- Type: Pistol
- Place of origin: United Kingdom

Production history
- Designed: 1899
- Manufacturer: Kynoch

Specifications
- Case type: Rimless, bottleneck
- Bullet diameter: 8.41 mm (0.331 in)
- Neck diameter: 9.10 mm (0.358 in)
- Shoulder diameter: 10.60 mm (0.417 in)
- Base diameter: 10.70 mm (0.421 in)
- Rim diameter: 10.40 mm (0.409 in)
- Rim thickness: 0.90 mm (0.035 in)
- Case length: 26.00 mm (1.024 in)
- Overall length: 36.80 mm (1.449 in)

Ballistic performance
| Bullet mass/type | Velocity | Energy |
| 139 gr (9 g) FMJ | 1,550 ft/s (470 m/s) | 740 ft⋅lbf (1,000 J) |  |

= 8.5mm Mars =

Pistol cartridge

The 8.5mm Mars is an experimental centerfire pistol cartridge developed in the late 19th century based on necking down the .45 Mars Long case.
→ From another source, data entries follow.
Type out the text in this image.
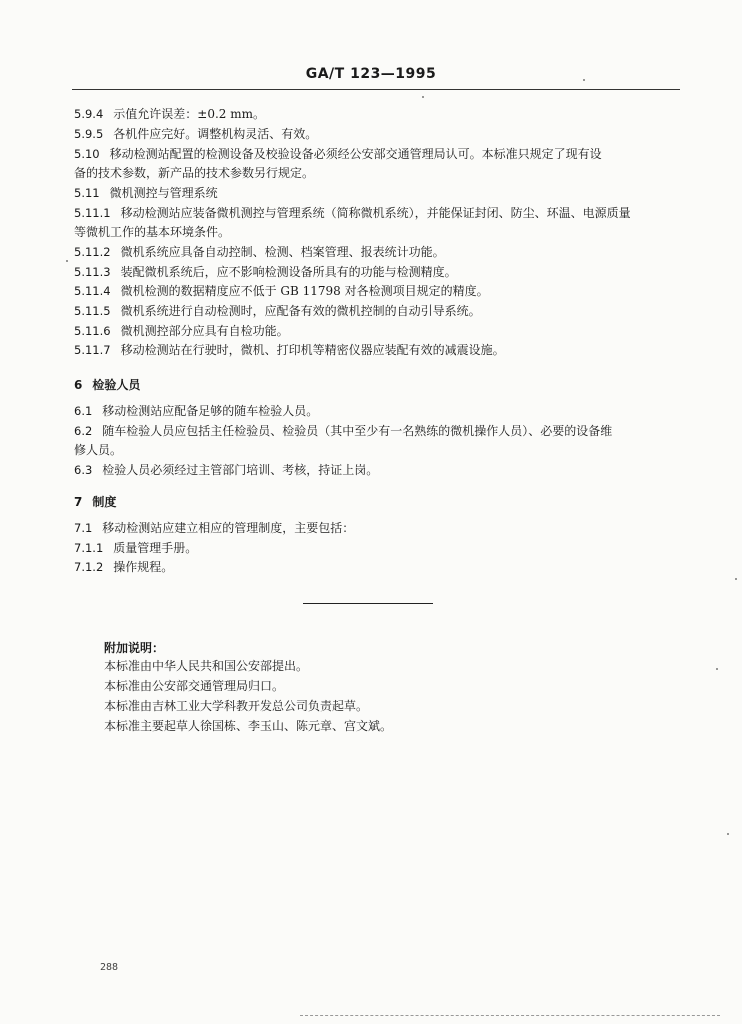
GA/T 123—1995
5.9.4 示值允许误差：±0.2 mm。
5.9.5 各机件应完好。调整机构灵活、有效。
5.10 移动检测站配置的检测设备及校验设备必须经公安部交通管理局认可。本标准只规定了现有设
备的技术参数，新产品的技术参数另行规定。
5.11 微机测控与管理系统
5.11.1 移动检测站应装备微机测控与管理系统（简称微机系统），并能保证封闭、防尘、环温、电源质量
等微机工作的基本环境条件。
5.11.2 微机系统应具备自动控制、检测、档案管理、报表统计功能。
5.11.3 装配微机系统后，应不影响检测设备所具有的功能与检测精度。
5.11.4 微机检测的数据精度应不低于 GB 11798 对各检测项目规定的精度。
5.11.5 微机系统进行自动检测时，应配备有效的微机控制的自动引导系统。
5.11.6 微机测控部分应具有自检功能。
5.11.7 移动检测站在行驶时，微机、打印机等精密仪器应装配有效的减震设施。
6 检验人员
6.1 移动检测站应配备足够的随车检验人员。
6.2 随车检验人员应包括主任检验员、检验员（其中至少有一名熟练的微机操作人员）、必要的设备维
修人员。
6.3 检验人员必须经过主管部门培训、考核，持证上岗。
7 制度
7.1 移动检测站应建立相应的管理制度，主要包括：
7.1.1 质量管理手册。
7.1.2 操作规程。
附加说明：
本标准由中华人民共和国公安部提出。
本标准由公安部交通管理局归口。
本标准由吉林工业大学科教开发总公司负责起草。
本标准主要起草人徐国栋、李玉山、陈元章、宫文斌。
288
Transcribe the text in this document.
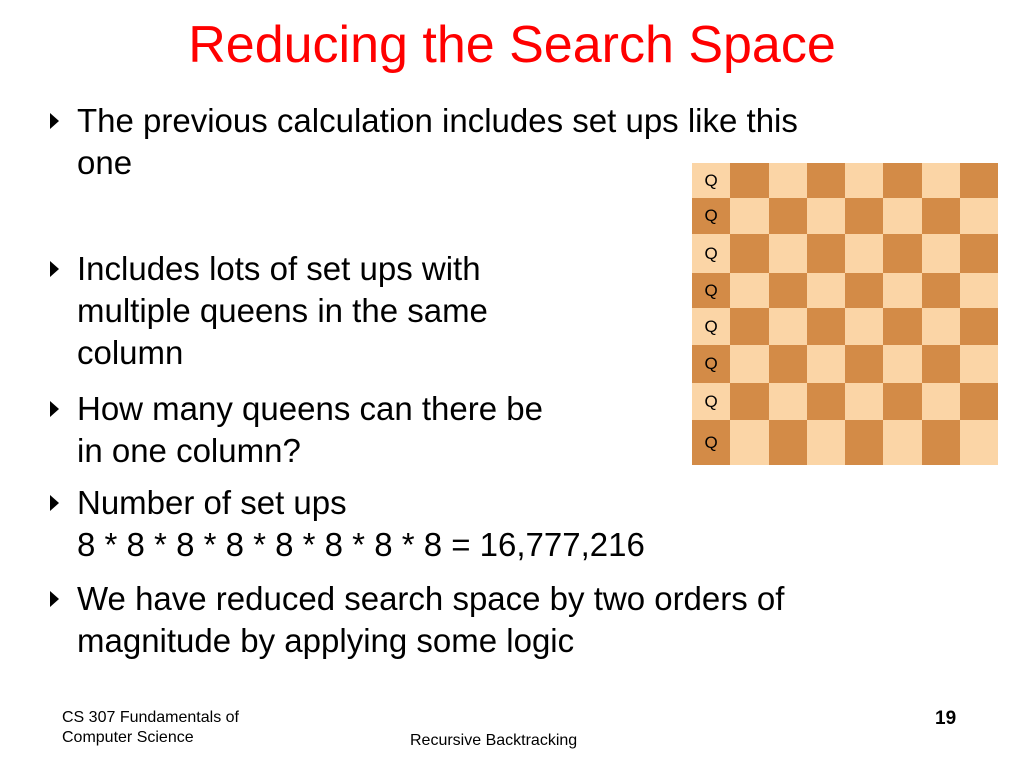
Reducing the Search Space
The previous calculation includes set ups like this
one
Includes lots of set ups with
multiple queens in the same
column
How many queens can there be
in one column?
Number of set ups
8 * 8 * 8 * 8 * 8 * 8 * 8 * 8 = 16,777,216
We have reduced search space by two orders of
magnitude by applying some logic
Q
Q
Q
Q
Q
Q
Q
Q
CS 307 Fundamentals of
Computer Science	Recursive Backtracking
19
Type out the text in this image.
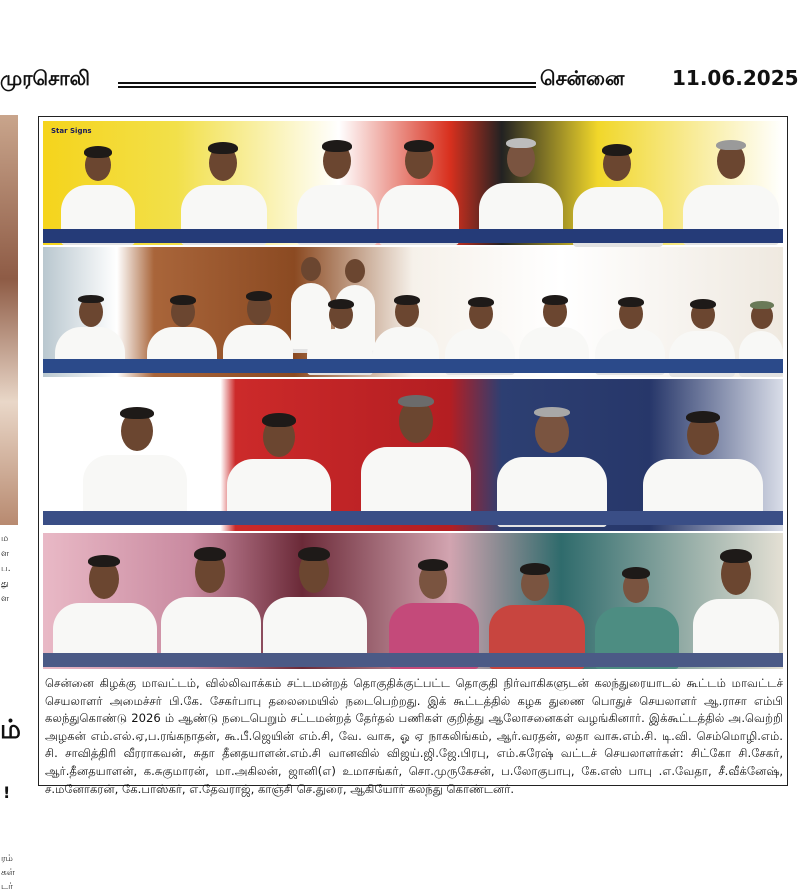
முரசொலி	சென்னை 11.06.2025
ம
ள
ப.
து
ள
ம்
!
ரம்
கள்
டர்
Star Signs
சென்னை கிழக்கு மாவட்டம், வில்லிவாக்கம் சட்டமன்றத் தொகுதிக்குட்பட்ட தொகுதி நிர்வாகிகளுடன் கலந்துரையாடல் கூட்டம் மாவட்டச் செயலாளர் அமைச்சர் பி.கே. சேகர்பாபு தலைமையில் நடைபெற்றது. இக் கூட்டத்தில் கழக துணை பொதுச் செயலாளர் ஆ.ராசா எம்பி கலந்துகொண்டு 2026 ம் ஆண்டு நடைபெறும் சட்டமன்றத் தேர்தல் பணிகள் குறித்து ஆலோசனைகள் வழங்கினார். இக்கூட்டத்தில் அ.வெற்றி அழகன் எம்.எல்.ஏ,ப.ரங்கநாதன், கூ.பீ.ஜெயின் எம்.சி, வே. வாசு, ஓ ஏ நாகலிங்கம், ஆர்.வரதன், லதா வாசு.எம்.சி. டி.வி. செம்மொழி.எம். சி. சாவித்திரி வீரராகவன், சுதா தீனதயாளன்.எம்.சி வானவில் விஜய்.ஜி.ஜே.பிரபு, எம்.சுரேஷ் வட்டச் செயலாளர்கள்: சிட்கோ சி.சேகர், ஆர்.தீனதயாளன், க.சுகுமாரன், மா.அகிலன், ஜானி(எ) உமாசங்கர், சொ.முருகேசன், ப.லோகுபாபு, கே.எஸ் பாபு .எ.வேதா, சீ.வீக்னேஷ், ச.மனோகரன், கே.பாஸ்கர், எ.தேவராஜ், காஞ்சி செ.துரை, ஆகியோர் கலந்து கொண்டனர்.
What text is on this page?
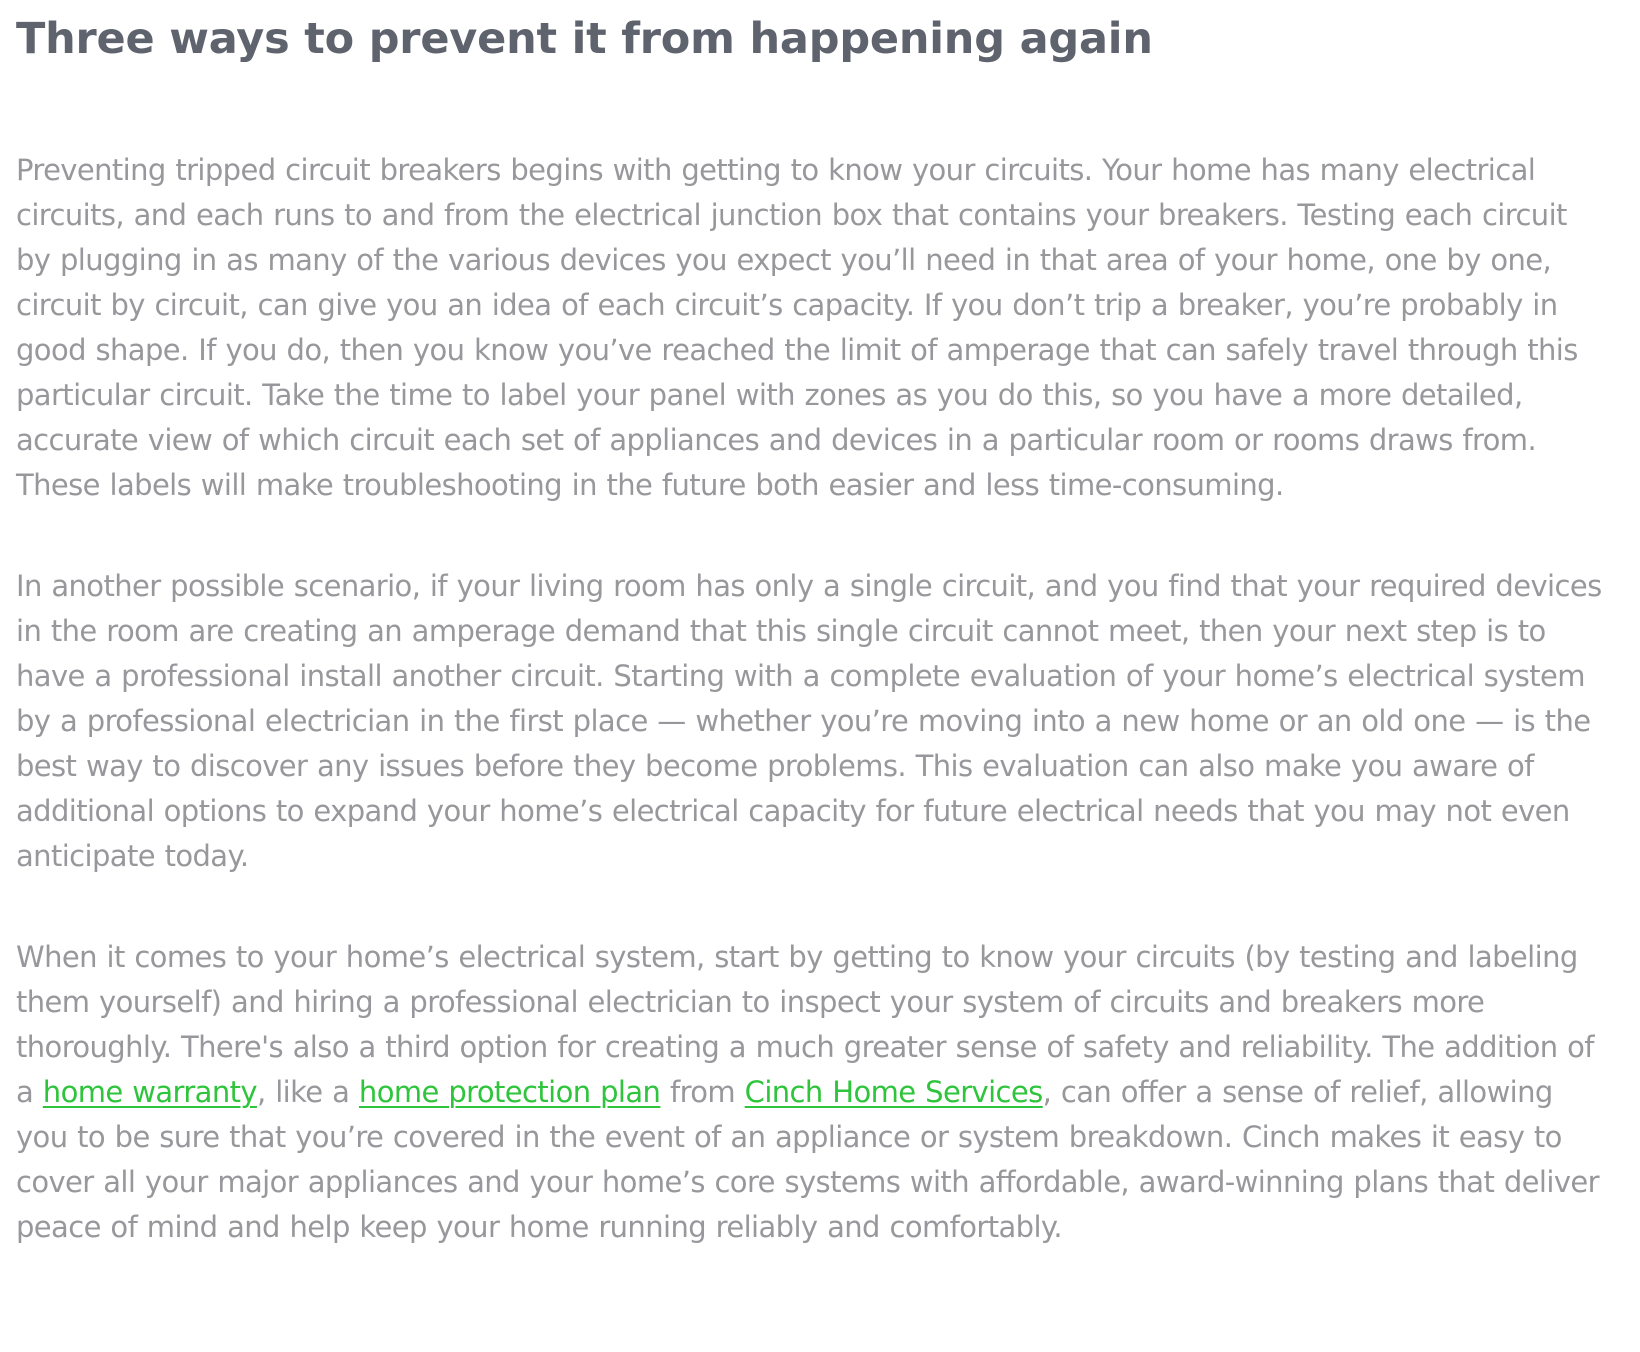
Three ways to prevent it from happening again

Preventing tripped circuit breakers begins with getting to know your circuits. Your home has many electrical circuits, and each runs to and from the electrical junction box that contains your breakers. Testing each circuit by plugging in as many of the various devices you expect you’ll need in that area of your home, one by one, circuit by circuit, can give you an idea of each circuit’s capacity. If you don’t trip a breaker, you’re probably in good shape. If you do, then you know you’ve reached the limit of amperage that can safely travel through this particular circuit. Take the time to label your panel with zones as you do this, so you have a more detailed, accurate view of which circuit each set of appliances and devices in a particular room or rooms draws from. These labels will make troubleshooting in the future both easier and less time-consuming.

In another possible scenario, if your living room has only a single circuit, and you find that your required devices in the room are creating an amperage demand that this single circuit cannot meet, then your next step is to have a professional install another circuit. Starting with a complete evaluation of your home’s electrical system by a professional electrician in the first place — whether you’re moving into a new home or an old one — is the best way to discover any issues before they become problems. This evaluation can also make you aware of additional options to expand your home’s electrical capacity for future electrical needs that you may not even anticipate today.

When it comes to your home’s electrical system, start by getting to know your circuits (by testing and labeling them yourself) and hiring a professional electrician to inspect your system of circuits and breakers more thoroughly. There's also a third option for creating a much greater sense of safety and reliability. The addition of a home warranty, like a home protection plan from Cinch Home Services, can offer a sense of relief, allowing you to be sure that you’re covered in the event of an appliance or system breakdown. Cinch makes it easy to cover all your major appliances and your home’s core systems with affordable, award-winning plans that deliver peace of mind and help keep your home running reliably and comfortably.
The bullet has two deep cannelures, and the case is crimped into both. The case mouth is chamfered on the outside to fit flush into the forward cannelure. This elaborate bullet seating was necessary to withstand the violent feed mechanism of the Mars Automatic Pistol. The cartridge headspaces on the shoulder adjacent to the neck. The case has a thin rim and deep extractor groove in comparison to most rimless pistol cartridges. There was a very similar 9mm Mars cartridge firing a 156 gr bullet at 1400 ft/s. The Mars cartridges were publicized as the most powerful handgun cartridges through the early 20th century; but fewer than 100 pistols were made and manufacture ceased in 1907.